Baca berita tanpa iklan. Gabung Kompas.com+
Tentukan Pilihanmu
0 hari menuju
Pemilu 2024
Kompas.com - 18/09/2019, 11:03 WIB

JAKARTA, KOMPAS.com - "Hari ini pimpinan juga akan mengirim surat kepada DPR sebagai terakhir yang akan membahas ini, nanti segera kita kirim. Mudah-mudahan kami masih mempunyai kesempatan untuk ikut bicara untuk menentukan undang-undang tadi."

Revisi Undang-Undang yang mengatur tentang Komisi Pemberantasan Korupsi berjalan sangat cepat. Namun, KPK sebagai pihak yang menjadi obyek dalam undang-undang itu merasa tak pernah dilibatkan.

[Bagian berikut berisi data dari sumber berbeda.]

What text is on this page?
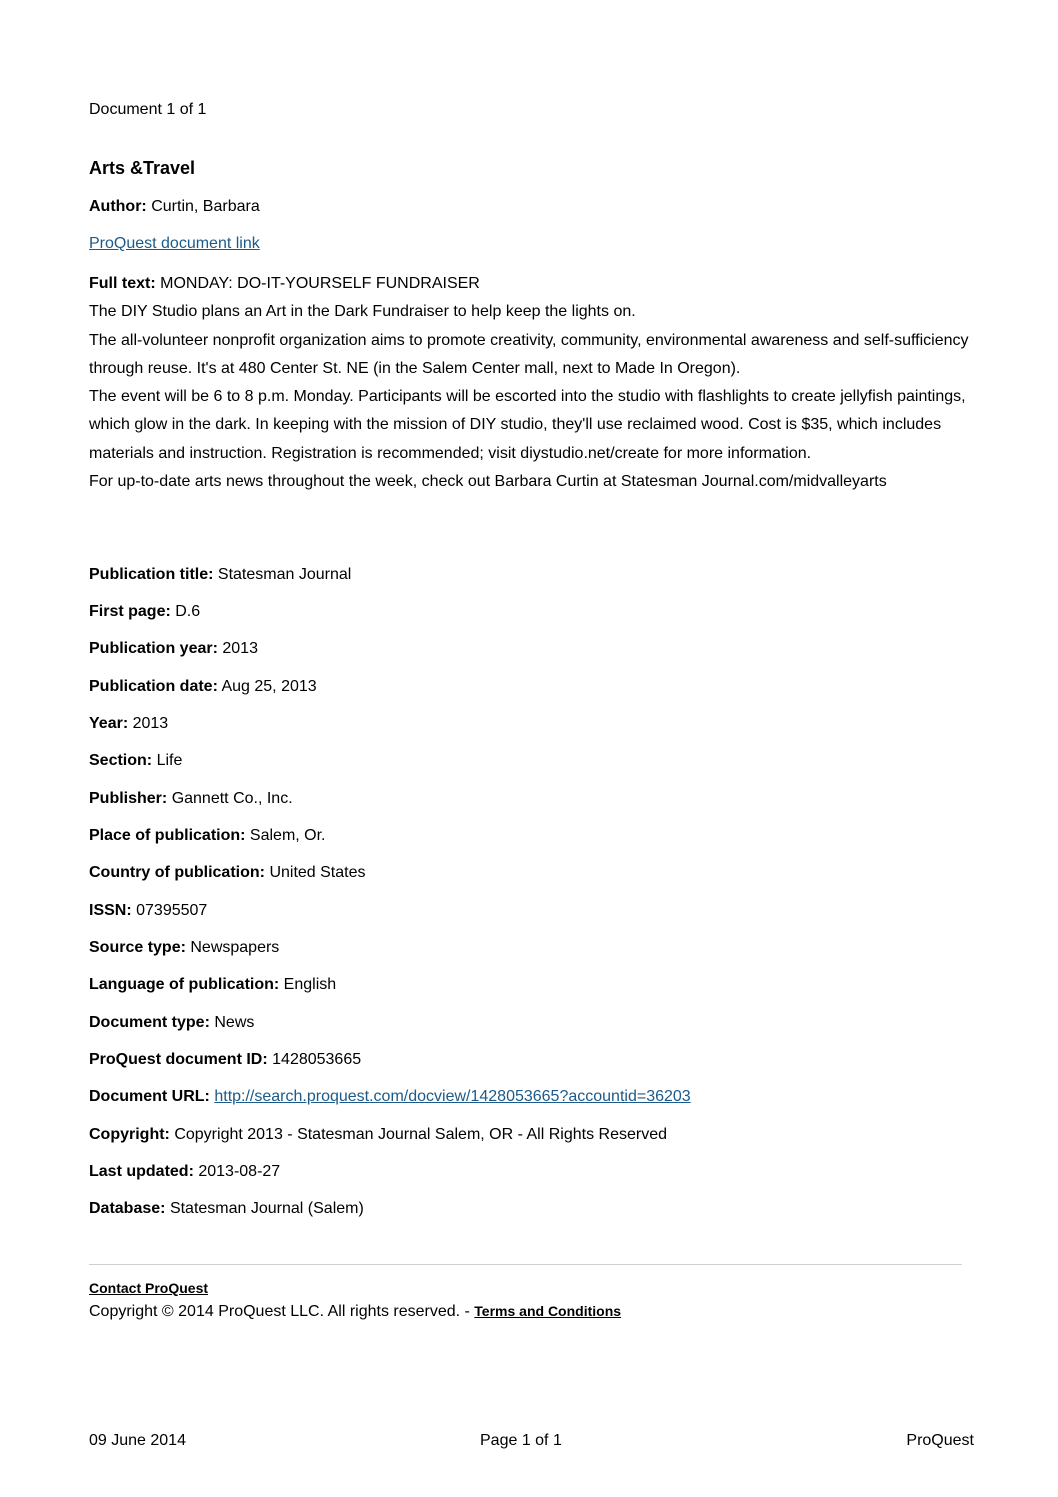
Document 1 of 1
Arts &Travel
Author: Curtin, Barbara
ProQuest document link

Full text: MONDAY: DO-IT-YOURSELF FUNDRAISER

The DIY Studio plans an Art in the Dark Fundraiser to help keep the lights on.

The all-volunteer nonprofit organization aims to promote creativity, community, environmental awareness and self-sufficiency through reuse. It's at 480 Center St. NE (in the Salem Center mall, next to Made In Oregon).

The event will be 6 to 8 p.m. Monday. Participants will be escorted into the studio with flashlights to create jellyfish paintings, which glow in the dark. In keeping with the mission of DIY studio, they'll use reclaimed wood. Cost is $35, which includes materials and instruction. Registration is recommended; visit diystudio.net/create for more information.

For up-to-date arts news throughout the week, check out Barbara Curtin at Statesman Journal.com/midvalleyarts

Publication title: Statesman Journal
First page: D.6
Publication year: 2013
Publication date: Aug 25, 2013
Year: 2013
Section: Life
Publisher: Gannett Co., Inc.
Place of publication: Salem, Or.
Country of publication: United States
ISSN: 07395507
Source type: Newspapers
Language of publication: English
Document type: News
ProQuest document ID: 1428053665
Document URL: http://search.proquest.com/docview/1428053665?accountid=36203
Copyright: Copyright 2013 - Statesman Journal Salem, OR - All Rights Reserved
Last updated: 2013-08-27
Database: Statesman Journal (Salem)
Contact ProQuest
Copyright © 2014 ProQuest LLC. All rights reserved. - Terms and Conditions
09 June 2014	Page 1 of 1	ProQuest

Saat menyampaikan pernyataan di Gedung Merah Putih KPK, Senin (16/9/2019), Ketua KPK Agus Rahardjo masih memupuk harapan bahwa revisi Undang-Undang Nomor 30 Tahun 2002 tersebut masih bisa didiskusikan bersama.

Meskipun, pada Jumat (13/9/2019) malam, tiga pimpinan KPK menyatakan menyerahkan mandat pengelolaan KPK secara kelembagaan kepada Presiden Joko Widodo. Mereka adalah Agus Rahardjo, Laode Muhammad Syarif dan Saut Situmorang.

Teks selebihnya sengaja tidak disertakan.